The Scrapbook of Frankie Pratt


Book Description

For her graduation from high school in 1920, Frankie Pratt receives a scrapbook and her father’s old Corona typewriter. Despite Frankie’s dreams of becoming a writer, she must forgo a college scholarship to help her widowed mother. But when a mysterious Captain James sweeps her off her feet, her mother finds a way to protect Frankie from the less-than-noble intentions of her unsuitable beau. Through a kaleidoscopic array of vintage postcards, letters, magazine ads, ticket stubs, catalog pages, fabric swatches, candy wrappers, fashion spreads, menus, and more, we meet and follow Frankie on her journey in search of success and love.
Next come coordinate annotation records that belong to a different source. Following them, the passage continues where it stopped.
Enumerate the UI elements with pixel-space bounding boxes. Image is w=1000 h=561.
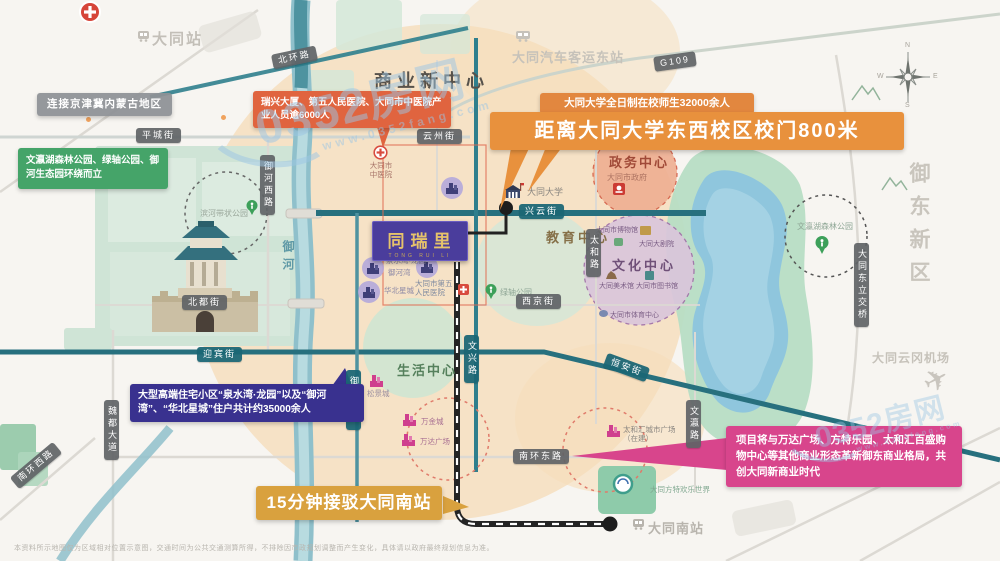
- street-weidu-avenue: 魏都大道: [104, 400, 119, 460]
- business-new-center-label: 商业新中心: [374, 67, 489, 93]
- mall-icon: [402, 434, 415, 446]
- residential-marker: [358, 281, 380, 303]
- poi-dot: [221, 115, 226, 120]
- place-tcm-hospital: 大同市中医院: [368, 161, 394, 180]
- place-riverside-park: 滨河带状公园: [200, 209, 248, 219]
- compass-w: W: [877, 73, 884, 80]
- datong-location-map: ✈: [0, 0, 1000, 561]
- datong-station-label: 大同站: [152, 28, 203, 49]
- art-gallery-icon: [606, 271, 617, 279]
- callout-south-station: 15分钟接驳大同南站: [256, 486, 442, 520]
- place-wenying-lake-park: 文瀛湖森林公园: [797, 222, 853, 232]
- park-pin-icon: [485, 284, 497, 299]
- callout-region: 连接京津冀内蒙古地区: [37, 93, 172, 116]
- street-yuhe-west: 御河西路: [260, 155, 275, 215]
- park-pin-icon: [815, 236, 829, 254]
- place-fifth-hospital: 大同市第五人民医院: [415, 279, 455, 298]
- university-icon: [504, 183, 524, 199]
- fantawild-logo-icon: [612, 473, 634, 495]
- place-art-gallery: 大同美术馆: [599, 283, 634, 292]
- yudong-district-label: 御东新区: [903, 162, 933, 294]
- culture-center-label: 文化中心: [612, 255, 676, 274]
- street-pingcheng: 平城街: [136, 128, 181, 143]
- government-center-label: 政务中心: [609, 152, 669, 171]
- place-datong-university: 大同大学: [527, 187, 563, 198]
- yu-river-label: 御河: [280, 240, 297, 276]
- street-beidu: 北都街: [182, 295, 227, 310]
- street-xingyun: 兴云街: [519, 204, 564, 219]
- street-wenying: 文瀛路: [686, 400, 701, 448]
- museum-icon: [614, 238, 623, 246]
- place-fantawild: 大同方特欢乐世界: [650, 485, 710, 494]
- compass-s: S: [905, 102, 910, 109]
- compass-star: [882, 44, 934, 110]
- mall-icon: [370, 375, 383, 387]
- callout-university-note: 大同大学全日制在校师生32000余人: [540, 93, 754, 114]
- theatre-icon: [640, 226, 651, 235]
- project-marker: 同瑞里 TONG RUI LI: [372, 221, 468, 261]
- park-pin-icon: [246, 200, 258, 215]
- train-icon: [632, 519, 645, 530]
- mall-icon: [403, 414, 416, 426]
- hospital-icon: [373, 145, 388, 160]
- place-yuhewan: 御河湾: [388, 268, 411, 277]
- street-wenxing: 文兴路: [464, 335, 479, 383]
- place-library: 大同市图书馆: [636, 283, 678, 292]
- street-yingbin: 迎宾街: [197, 347, 242, 362]
- disclaimer-text: 本资料所示地图仅为区域相对位置示意图，交通时间为公共交通测算所得，不排除因市政规…: [14, 543, 494, 553]
- callout-university-distance: 距离大同大学东西校区校门800米: [490, 112, 904, 150]
- place-sports-center: 大同市体育中心: [610, 312, 659, 321]
- train-icon: [137, 31, 150, 42]
- street-taihe: 太和路: [586, 229, 601, 277]
- place-theatre: 大同大剧院: [639, 241, 674, 250]
- project-tagline: TONG RUI LI: [373, 253, 467, 259]
- street-nanhuan-east: 南环东路: [513, 449, 569, 464]
- place-huabei-starcity: 华北星城: [384, 286, 414, 295]
- callout-residential: 大型高端住宅小区“泉水湾·龙园”以及“御河湾”、“华北星城”住户共计约35000…: [130, 384, 364, 422]
- place-wanda-plaza: 万达广场: [420, 437, 450, 446]
- stadium-icon: [599, 310, 608, 317]
- government-icon: [613, 183, 625, 195]
- place-songjingcheng: 松景城: [367, 389, 390, 398]
- hospital-cross-icon: [78, 0, 102, 24]
- compass-e: E: [933, 73, 938, 80]
- residential-marker: [441, 177, 463, 199]
- street-xijing: 西京街: [516, 294, 561, 309]
- south-station-label: 大同南站: [648, 518, 704, 537]
- project-name: 同瑞里: [377, 227, 467, 252]
- library-icon: [645, 271, 654, 280]
- bus-icon: [516, 30, 530, 42]
- living-center-label: 生活中心: [397, 360, 457, 379]
- callout-parks: 文瀛湖森林公园、绿轴公园、御河生态园环绕而立: [18, 148, 168, 189]
- callout-commerce: 项目将与万达广场、方特乐园、太和汇百盛购物中心等其他商业形态革新御东商业格局，共…: [726, 426, 962, 487]
- place-museum: 大同市博物馆: [596, 227, 638, 236]
- compass-n: N: [905, 42, 910, 49]
- poi-dot: [86, 117, 91, 122]
- callout-industry: 瑞兴大厦、第五人民医院、大同市中医院产业人员逾6000人: [253, 91, 451, 128]
- compass-rose: N S W E: [882, 44, 934, 110]
- mall-icon: [607, 425, 620, 437]
- street-yunzhou: 云州街: [417, 129, 462, 144]
- street-datong-east-interchange: 大同东立交桥: [854, 243, 869, 327]
- place-taihehui-plaza: 太和汇城市广场（在建）: [623, 425, 683, 444]
- place-wanjincheng: 万金城: [421, 417, 444, 426]
- hospital-icon: [458, 284, 469, 295]
- city-hall-label: 大同市政府: [607, 172, 647, 183]
- bus-east-station-label: 大同汽车客运东站: [512, 47, 624, 66]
Once at Vassar, Frankie crosses paths with intellectuals and writers, among them “Vincent” (alumna Edna St. Vincent Millay), who encourages Frankie to move to Greenwich Village and pursue her writing. When heartbreak finds her in New York, she sets off for Paris aboard the S.S. Mauritania, where she keeps company with two exiled Russian princes and a “spinster adventuress” who is paying her way across the Atlantic with her unused trousseau. In Paris, Frankie takes a garret apartment above Shakespeare & Company, the hub of expat life, only to have a certain ne’er-do-well captain from her past reappear. But when a family crisis compels Frankie to return to her small New England hometown, she finds exactly what she had been looking for all along. Author of the New York Times Notable Book Jackie by Josie, Caroline Preston pulls from her extraordinary collection of vintage ephemera to create the first-ever scrapbook novel, transporting us back to the vibrant, burgeoning bohemian culture of the 1920s and introducing us to an unforgettable heroine, the spirited, ambitious, and lovely Frankie Pratt.